Tour Triangle, Paris: While many major cities have witnessed a high-rise boom, Paris has remained relatively low-rise thanks to restrictive building regulations. But the ban was finally lifted in 2010, and this 42-storey glass pyramid is due to land, UFO-like, in the 15th arrondissement in 2020. As the first modern tower to be built in central Paris for more than 40 years, it’s going to stick out like a sore thumb.

Cross Towers, Seoul: Danish studio BIG (architects of the New York Dry Line) has proposed the godfather of all clickbait architecture for South Korea’s Yongsan Business District development: ‘the Hashtag’ skyscraper. Designed to get around height regulations while maximising density, the two high-rises are connected by horizontal towers, forming a hash.

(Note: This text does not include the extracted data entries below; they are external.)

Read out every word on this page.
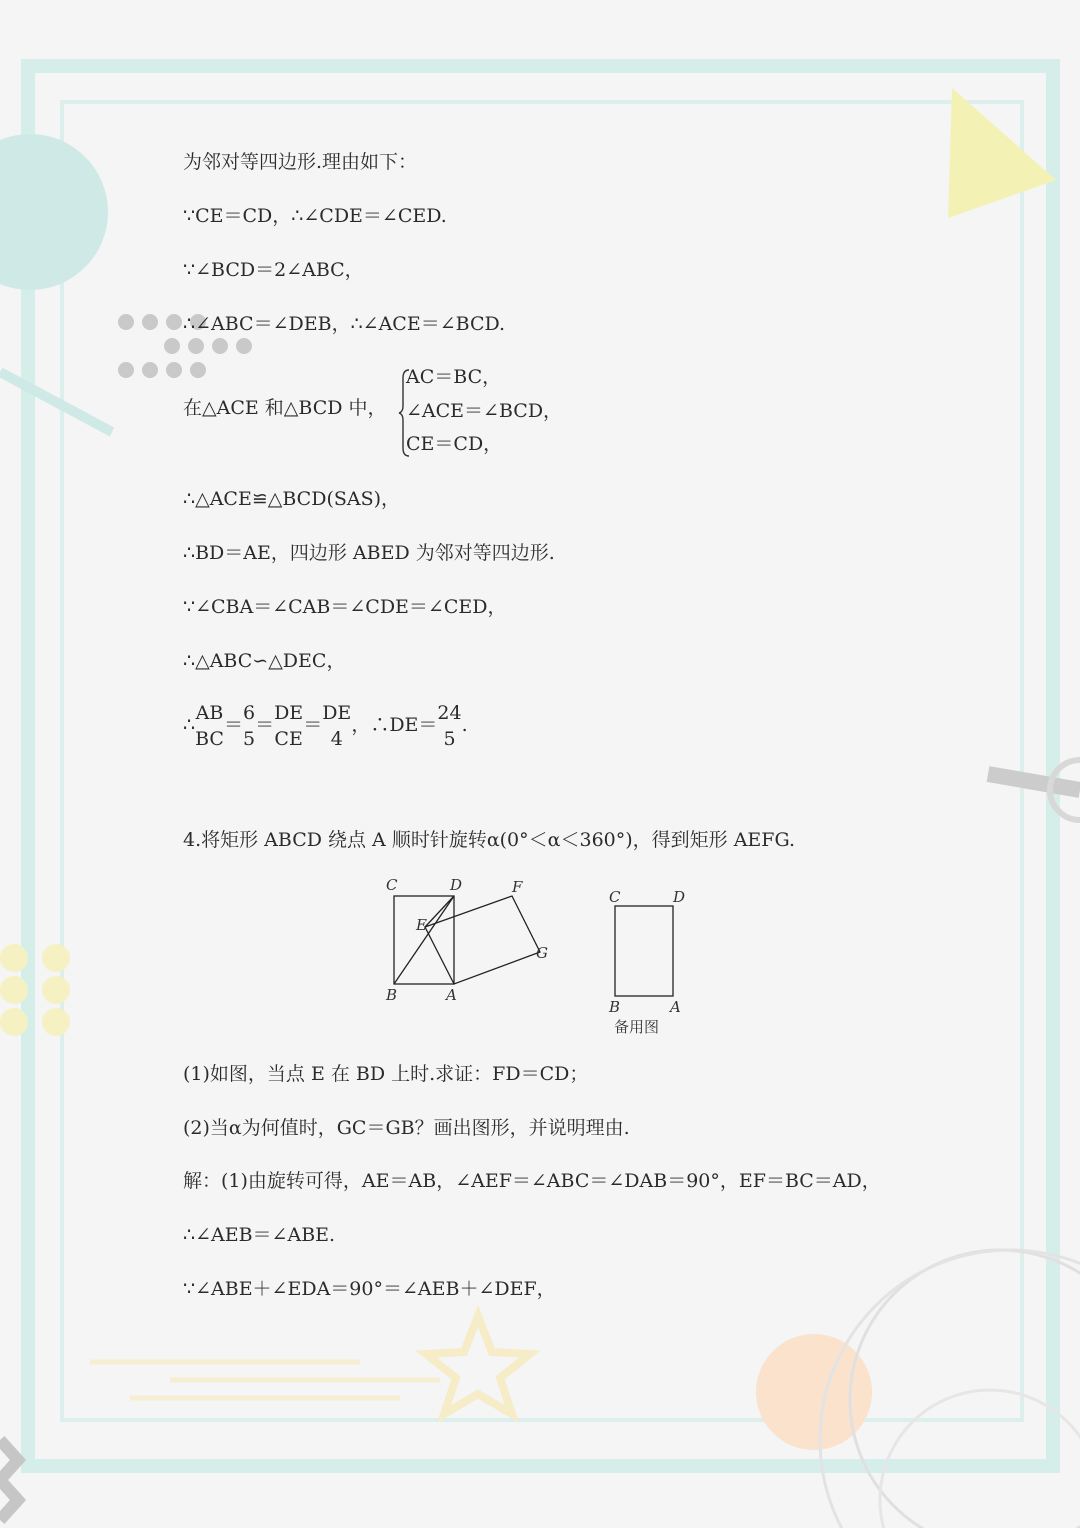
为邻对等四边形.理由如下：
∵CE＝CD，∴∠CDE＝∠CED.
∵∠BCD＝2∠ABC，
∴∠ABC＝∠DEB，∴∠ACE＝∠BCD.
在△ACE 和△BCD 中，
AC＝BC，
∠ACE＝∠BCD，
CE＝CD，
∴△ACE≌△BCD(SAS)，
∴BD＝AE，四边形 ABED 为邻对等四边形.
∵∠CBA＝∠CAB＝∠CDE＝∠CED，
∴△ABC∽△DEC，
∴
AB
BC
＝
6
5
＝
DE
CE
＝
DE
4
，∴DE＝
24
5
.
4.将矩形 ABCD 绕点 A 顺时针旋转α(0°＜α＜360°)，得到矩形 AEFG.
C	D	F
E
G
B	A
C	D
B	A
备用图
(1)如图，当点 E 在 BD 上时.求证：FD＝CD；
(2)当α为何值时，GC＝GB？画出图形，并说明理由.
解：(1)由旋转可得，AE＝AB，∠AEF＝∠ABC＝∠DAB＝90°，EF＝BC＝AD，
∴∠AEB＝∠ABE.
∵∠ABE＋∠EDA＝90°＝∠AEB＋∠DEF，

Although still waiting for the green light, it seems only a matter of time before this #bigdream becomes a #bigreality.

                           
Tower Infinity, Seoul: Also coming soon in Seoul, the 450m Tower Infinity was dubbed the world’s first ‘invisible tower’ by its designers, GDS Architects. Projectors and cameras on the façade will capture the view around the skyscraper before stitching them together in a real-time display, giving an illusion of invisibility – perhaps not the best idea given the tower’s location, right next to Seoul’s Incheon Airport.

Full Moon Tower, Baku: With AlDar’s headquarters having set the precedent for disk-shaped skyscrapers, the Azerbaijani capital will soon be home to not one but two new massive rotund buildings – known as the Full Moon and Crescent Moon hotels. Designed by South Korean firm Heerim Architects, some are suggesting the Full Moon Hotel – with its indented hole and slick facade – took inspiration from the Death Star in Star Wars.

Phoenix Towers, Wuhan: The British architects Chetwoods has unveiled plans for this pair of skyscrapers in the Chinese city of Wuhan. When completed, the taller of these colourful towers should top the Burj Khalifa by 172m, and is intended to beat Saudi Arabia’s impending Kingdom Tower to the title of world’s tallest building when it opens in 2017/18. As if that’s not enough, the smaller tower promises to house the world’s tallest garden.